To be clear, Koenig isn’t out to disparage Cleveland — even if she does drop the cringe-y “Mistake on the Lake” nickname 10 minutes into the episode. And no, we’re not bitter that the “uninteresting magazine about what to eat in Cleveland” that Anna was given in jail might be a reference to Cleveland Magazine. (Well, not that bitter.)
Anna's eventual outcome is favorable in the grand scheme of the criminal justice system. Still, before the case is said and done, the 21-year-old meets the inside the “disgusting” Cleveland city jail being called a “junkie” by fellow inmates while she awaits bail. She pays more than $1,000 in fines, loses her job and must make more than 20 trips downtown for drug tests and trial meetings.
And to think, as Koenig states early in the episode, this case is an example of the system working!
“In this county, innocence is a misdemeanor,” Bensing says, “meaning if they don’t have the evidence against you, they’ll have you plead out to a misdemeanor.”
The podcast isn’t even trying to point out problems that are specific to Cleveland.
Cleveland is merely a case study to examine America’s criminal justice system as a whole.

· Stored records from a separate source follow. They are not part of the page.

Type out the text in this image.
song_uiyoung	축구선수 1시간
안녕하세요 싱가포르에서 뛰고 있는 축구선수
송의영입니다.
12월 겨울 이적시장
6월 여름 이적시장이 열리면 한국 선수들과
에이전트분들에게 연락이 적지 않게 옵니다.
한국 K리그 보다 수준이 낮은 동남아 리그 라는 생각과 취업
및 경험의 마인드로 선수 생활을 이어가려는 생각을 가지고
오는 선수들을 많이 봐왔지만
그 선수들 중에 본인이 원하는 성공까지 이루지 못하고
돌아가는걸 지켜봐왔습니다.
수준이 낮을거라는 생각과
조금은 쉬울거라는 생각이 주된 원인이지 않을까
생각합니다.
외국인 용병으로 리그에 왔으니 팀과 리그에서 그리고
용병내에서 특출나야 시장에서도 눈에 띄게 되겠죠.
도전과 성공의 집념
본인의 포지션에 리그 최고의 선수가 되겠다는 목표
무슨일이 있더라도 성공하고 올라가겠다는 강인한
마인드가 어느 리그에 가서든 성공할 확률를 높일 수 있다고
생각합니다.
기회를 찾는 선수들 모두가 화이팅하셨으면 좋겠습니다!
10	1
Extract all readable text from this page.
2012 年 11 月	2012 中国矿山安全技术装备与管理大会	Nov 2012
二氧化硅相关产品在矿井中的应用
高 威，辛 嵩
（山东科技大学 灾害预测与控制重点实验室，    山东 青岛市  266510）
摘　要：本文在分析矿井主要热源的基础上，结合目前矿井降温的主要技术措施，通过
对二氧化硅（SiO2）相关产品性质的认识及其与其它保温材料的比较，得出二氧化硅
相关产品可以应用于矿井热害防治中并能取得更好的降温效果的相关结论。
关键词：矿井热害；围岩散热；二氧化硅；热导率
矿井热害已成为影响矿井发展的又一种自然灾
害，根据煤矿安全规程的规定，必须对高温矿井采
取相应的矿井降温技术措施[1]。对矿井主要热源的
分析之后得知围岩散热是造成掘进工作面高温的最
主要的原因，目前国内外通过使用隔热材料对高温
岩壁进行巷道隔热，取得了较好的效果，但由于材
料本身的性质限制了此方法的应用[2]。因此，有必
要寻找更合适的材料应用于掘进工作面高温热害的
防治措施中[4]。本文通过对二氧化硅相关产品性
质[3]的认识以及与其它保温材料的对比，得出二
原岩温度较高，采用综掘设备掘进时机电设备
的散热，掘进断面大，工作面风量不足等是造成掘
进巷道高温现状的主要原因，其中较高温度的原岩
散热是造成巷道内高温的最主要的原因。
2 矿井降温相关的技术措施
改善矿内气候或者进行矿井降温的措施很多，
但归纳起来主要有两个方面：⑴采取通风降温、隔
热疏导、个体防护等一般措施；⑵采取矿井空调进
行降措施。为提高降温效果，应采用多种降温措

But even with its reverential, educational approach, the podcast’s illumination of problems in our own backyard is sobering. As the season progresses and the crimes get more serious, the sentences more unjust and the system more broken, the listening experience is likely to grow more unsettling. And partially, that’s the point, Koenig says.
“I did see a lot of the shruggy, ‘Yeah, it’s messed up. What’re you going to do?’” she says of her time reporting in Cleveland when we spoke earlier this month. “I understand it’s very complicated but I wanted more outrage. Everyone needs to be madder.”
Will the podcast incite protests outside the Justice Center? Probably not. But be warned Cleveland, the juicy new pod popping up in your app this morning might be a little more reckoning and a little less entertainment than you bargained for.